4) Hoeveel geestelijk verzorgers werken er bij de politie? Hoeveel agenten zijn er per geestelijk verzorger? Klopt het dat er minder geestelijk verzorgers beschikbaar zijn bij de politie dan bij Defensie? Zo ja, waarom is dit?
5) Hoeveel agenten hebben volgens u op dit ogenblik last van PTSS? Zijn dit er meer of minder, vergeleken met de voorbije drie jaar? Hoeveel agenten hebben cumulatief de jongste drie jaar deze diagnose gekregen? Zou u dit kunnen opsplitsen per veiligheidsdienst en per Gewest? Welke verklaring heeft u inzake het stijgen of dalen hiervan doorheen de tijd? Naast PTSS, op welke andere mogelijke psychische aandoeningen lopen ze risico? Zou u dit cijfermatig kunnen illustreren, indien mogelijk?

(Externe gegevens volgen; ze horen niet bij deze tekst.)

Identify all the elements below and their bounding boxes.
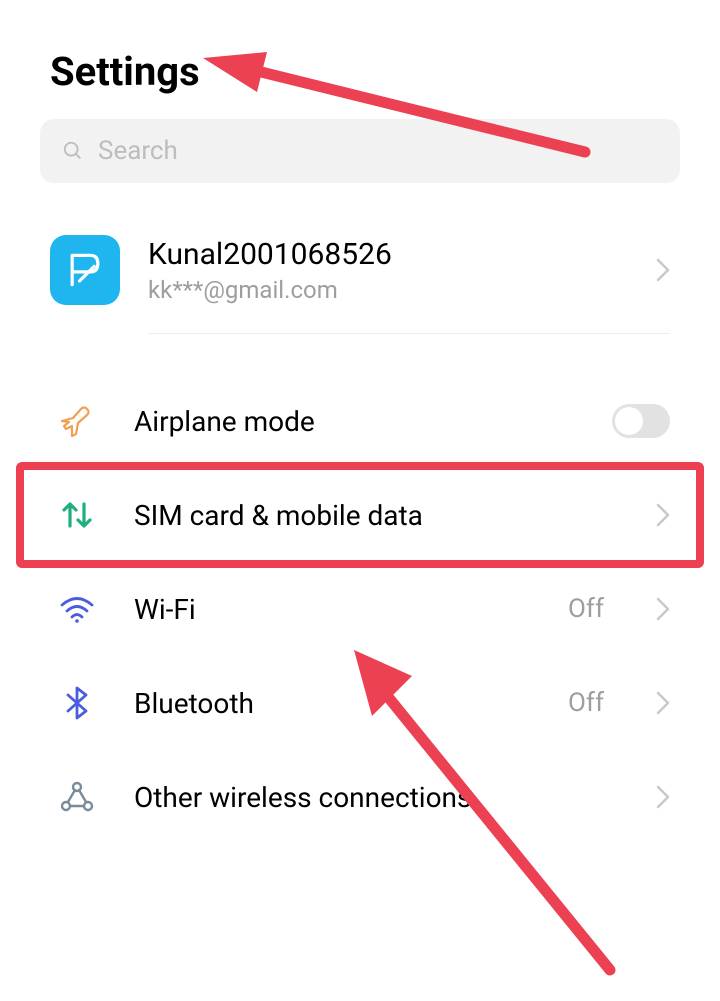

6) Zijn er volgens u psychische problematieken waarmee politieagenten geconfronteerd worden, die uniek zijn voor dit beroep, in vergelijking met andere beroepen, zoals ambulanciers, militairen, enz.?
7) Hoe worden politieagenten psychologisch weerbaar gemaakt omtrent deze problematiek? Wordt er volgens u voldoende aandacht hieraan besteed tijdens de opleiding? Zijn er de jongste jaren veranderingen geweest bij de opleiding hierover, zo ja welke?
8) Waaruit bestaat de nazorg van agenten die een traumatische gebeurtenis meegemaakt hebben? Hoeveel agenten hebben hiervan gebruik gemaakt de jongste vijf jaar? Zijn er signalen uit het werkveld of andere instanties gekomen die erop duiden dat de huidige aanpak onvoldoende is? Zo ja, hoeveel in de jongste vijf jaar? Hoe werd hieraan gehoor gegeven?
9) Hoeveel zelfdodingen gebeurden tijdens de werkuren, hoeveel in de privésfeer in de jongste vijf jaar bij agenten?
10) Kan u cijfermatig meedelen bij hoeveel zelfdodingen de oorzaak lag bij de werkomstandigheden? Bij hoeveel was het een ander motief (bijvoorbeeld de gezinssfeer)?
Deze vraag valt onder de bevoegdheid van mijn collega de minister van Binnenlandse Zaken, Institutionele Hervormingen en Democratische Vernieuwing.